Die Therapie ist immer individuell. Während solch ein Ausflug für den einen zu schaffen ist, kann ein anderer vielleicht das Haus gar nicht verlassen und benötigt eine Therapiestunde in den eigenen vier Wänden. Der nächste möchte das Busfahren üben, braucht Hilfe für den Fall, dass der Fahrplan nicht eingehalten wird. Manchmal werden auch Vorstellungsgespräche trainiert – denn viele Klient*innen leben trotz des Autismus ein nahezu normales Leben mit Beruf und Familie.
Wie lange dauert es bis zur Diagnose?
Viel zu lange. Bis ein Verdacht bestätigt wird, haben die Betroffenen meist schon einen langen Leidensweg hinter sich. Zwei bis drei Jahre dauert es in der Regel bis zur Diagnose. In dieser Zeit bekommen die Menschen noch keine Hilfe, das ATZ darf nur dann therapieren, wenn die Diagnose gesichert und anerkannt ist. Grund für die lange Zeit ist häufig ein Mangel an Fachärzt*innen und das damit verbundene Warten auf Termine.
Wie muss sich die Gesellschaft ändern, um für Autist*innen inklusiver zu werden?

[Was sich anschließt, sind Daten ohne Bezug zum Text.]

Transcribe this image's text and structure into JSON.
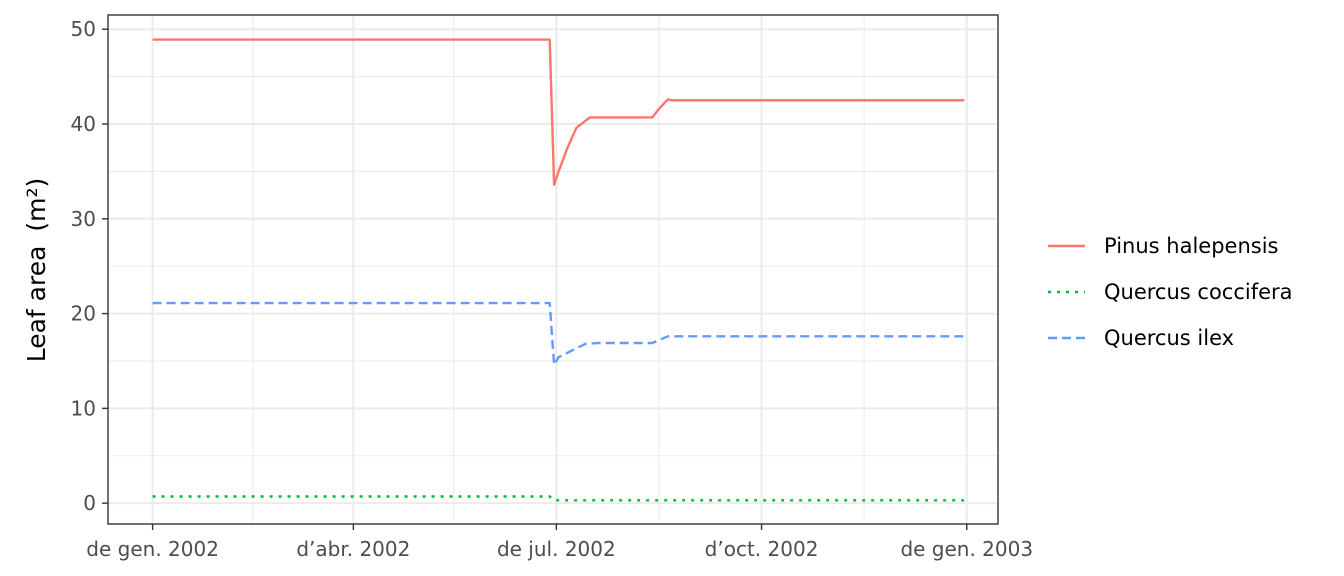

Für Menschen aus dem Spektrum ist es wichtig, Dinge planen und vorhersehen zu können. Wage Zeitangaben, unsichere Zusagen oder unklare Absprachen bereiten ihnen große Probleme. In der Schule könnten einfache Mittel helfen: Stehen die Aufgaben an der Tafel, können sie der Reihe nach bearbeitet werden. Mit Hilfe eines Timers können die Schüler*innen genau sehen, wie viel Zeit für eine Aufgabe oder für die Schulstunde bleibt. Diese Planbarkeit hilft nicht nur autistischen Kindern, sie kommt aus den Klassenkameraden entgegen.
Auch im Alltag gibt es zahlreiche Barrieren. In Supermärkten überreizen grelles Licht und Hintergrundmusik die Menschen. Versuchsweise wurden in vereinzelten Geschäften bereits Einkaufszeiten für reizempfindliche Menschen geschaffen: ohne Musik und mit gedimmtem Licht.
Wichtig ist vor allen die Aufklärung. Das fängt bereits in der Schule an, wenn Lehrkräfte Diagnosen oder Verdachtsfälle nicht ernst nehmen, weil nicht die gängigsten Symptome gezeigt werden. Dabei sind nicht alle Menschen aus dem Spektrum gleich, Autismus äußert sich in vielfältigen Formen. Was Betroffene brauchen, ist mehr Verständnis auch für abweichendes Verhalten.
Das Team des ATZ
Ramona Perl leitet das ATZ seit März 2022. Sie ist Heilerziehungspflegerin.
Katja Luedecke ist Heilpädagogin und ist die Dienstälteste Therapeutin: sie ist seit 2001 dabei.
Claudia Colberg ist Erzieherin und seit Dezember 2021 dabei.
Annika Post-Olker ist Heilerziehungspflegerin und seit Juli 2022 im ATZ.